Monday, June 04, 2007

Kidneys and Dutch

A very good post on the Econoclaste blog about human organs market written in reaction to the the recent Dutch "search for a donor" fake reality show. It basically sums up two other intersting pieces, one written by the Freakonomics authors and published in NY Times, Flesh Trade: Why Not Let People Sell Their Organs? and the other published by The Economist journal, Psst, wanna buy a kidney?.

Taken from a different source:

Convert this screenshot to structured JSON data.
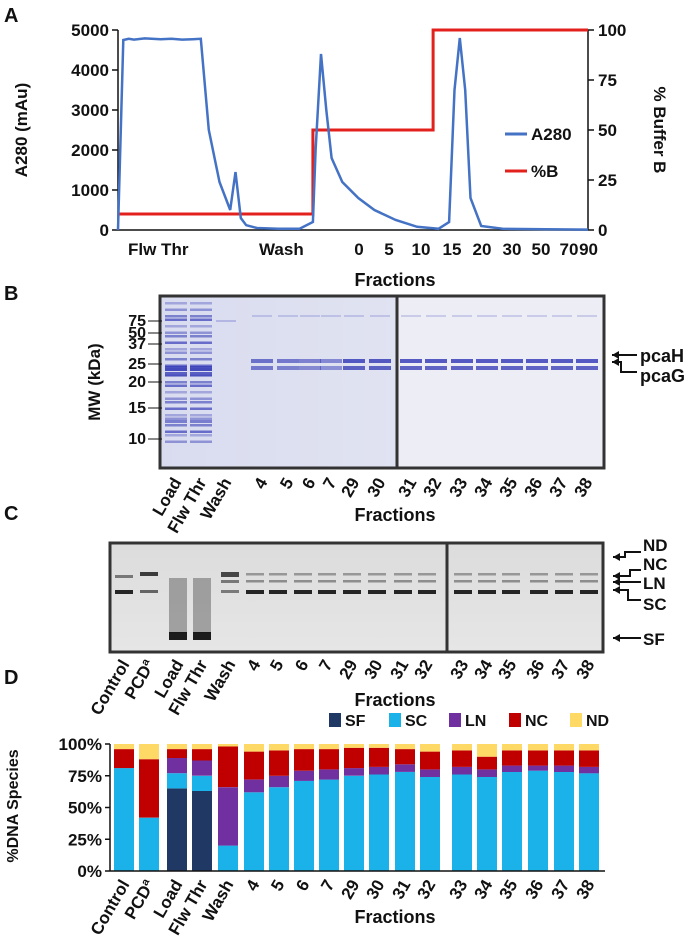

Bottom line, it's about a "basic supply-and-demand gap with tragic consequences". While there is an increasing demand of human organs donors, the sole incentive for the suppliers (especially living ones) is altruism since financially based organ trade is forbidden by the law basically everywhere in the Western world, not in Iran however. It's rather interesting that people can freely sell their organs in that country but women cannot dissimulate the shape of their body from under the cloak they're wearing, but that's another issue. Selling organs raises some moral questions like merchandising the human body or that the most organ sellers would be poor while most buyers would be rich. In the same time merchandising human organs is already a common practice on the black market or in reward of a higher moral cause, altruism, and while poor people might find more financial incentives in selling their organs they could also be more in need of a transplant since they have more difficulties in paying themselves a good health insurance. Which leaves us with the repugnance argument which I understand. In the meantime selling sperm, selling eggs and even "renting a womb" are practices no longer considered repugnant. While abortion supporters brought up the argument of freely disposing of one's body, how else can one interpret selling organs for a transplant? So I'll go for repugnance, not morality, but this will soon change along with the society.